Reference

OSI Reference Model illustrated

Part of the Smart grid glossary:

Open Systems Interconnection ( OSI ) is a standard reference model for communication between two end users in a network. The model is used in developing products and understanding networks. Also see the notes below the figure.


Illustration republished with permission from The manual Page .



OSI divides telecommunication into seven layers. The layers are in two groups. The upper four layers are used whenever a message passes from or to a user. The lower three layers are used when any message passes through the host computer. Messages intended for this computer pass to the upper layers. Messages destined for some other host are not passed up to the upper layers but are forwarded to another host. The seven layers are:

Layer 7: The application layer ...This is the layer at which communication partners are identified, quality of service is identified, user authentication and privacy are considered, and any constraints on data syntax are identified. (This layer is not the application itself, although some applications may perform application layer functions.)

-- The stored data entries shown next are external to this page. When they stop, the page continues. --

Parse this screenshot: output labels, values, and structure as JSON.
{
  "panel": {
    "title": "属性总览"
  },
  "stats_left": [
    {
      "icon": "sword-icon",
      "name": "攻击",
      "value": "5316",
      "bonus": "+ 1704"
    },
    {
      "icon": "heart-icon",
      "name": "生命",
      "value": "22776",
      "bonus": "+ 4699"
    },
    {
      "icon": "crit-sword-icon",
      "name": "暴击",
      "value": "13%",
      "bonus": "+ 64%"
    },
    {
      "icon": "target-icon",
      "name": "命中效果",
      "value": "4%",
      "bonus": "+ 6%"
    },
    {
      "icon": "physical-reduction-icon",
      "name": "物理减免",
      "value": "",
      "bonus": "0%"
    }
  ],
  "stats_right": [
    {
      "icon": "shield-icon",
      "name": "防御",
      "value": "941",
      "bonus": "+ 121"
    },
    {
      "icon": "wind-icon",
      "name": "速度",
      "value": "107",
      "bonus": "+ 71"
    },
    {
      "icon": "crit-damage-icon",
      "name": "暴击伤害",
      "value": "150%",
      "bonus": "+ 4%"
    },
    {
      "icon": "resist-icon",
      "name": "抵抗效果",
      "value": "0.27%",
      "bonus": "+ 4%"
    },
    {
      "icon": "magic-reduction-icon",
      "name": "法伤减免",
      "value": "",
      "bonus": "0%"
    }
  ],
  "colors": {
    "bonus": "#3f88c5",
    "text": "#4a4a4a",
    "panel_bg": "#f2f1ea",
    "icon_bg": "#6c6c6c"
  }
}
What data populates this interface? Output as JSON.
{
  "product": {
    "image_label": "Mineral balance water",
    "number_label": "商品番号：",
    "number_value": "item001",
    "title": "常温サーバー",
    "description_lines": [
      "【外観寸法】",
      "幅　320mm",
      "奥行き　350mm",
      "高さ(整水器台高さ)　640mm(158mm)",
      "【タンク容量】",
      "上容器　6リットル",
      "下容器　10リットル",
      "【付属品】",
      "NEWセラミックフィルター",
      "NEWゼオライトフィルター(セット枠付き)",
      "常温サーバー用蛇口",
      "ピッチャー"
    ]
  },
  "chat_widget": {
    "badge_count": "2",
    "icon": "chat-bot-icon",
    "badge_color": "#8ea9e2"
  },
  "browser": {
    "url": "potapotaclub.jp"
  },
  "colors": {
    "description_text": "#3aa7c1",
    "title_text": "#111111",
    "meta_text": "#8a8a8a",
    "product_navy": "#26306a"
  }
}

Layer 6: The presentation layer ...This is a layer, usually part of an operating system, that converts incoming and outgoing data from one presentation format to another (for example, from a text stream into a popup window with the newly arrived text). Sometimes called the syntax layer.

Layer 5: The session layer ...This layer sets up, coordinates, and terminates conversations, exchanges, and dialogs between the applications at each end. It deals with session and connection coordination.

Layer 4: The transport layer ...This layer manages the end-to-end control (for example, determining whether all packets have arrived) and error-checking. It ensures complete data transfer.

Layer 3: The network layer ...This layer handles the routing of the data (sending it in the right direction to the right destination on outgoing transmissions and receiving incoming transmissions at the packet level). The network layer does routing and forwarding.

Layer 2: The data-link layer ...This layer provides synchronization for the physical level and does bit-stuffing for strings of 1's in excess of 5. It furnishes transmission protocol knowledge and management.

Layer 1: The physical layer ...This layer conveys the bit stream through the network at the electrical and mechanical level. It provides the hardware means of sending and receiving data on a carrier.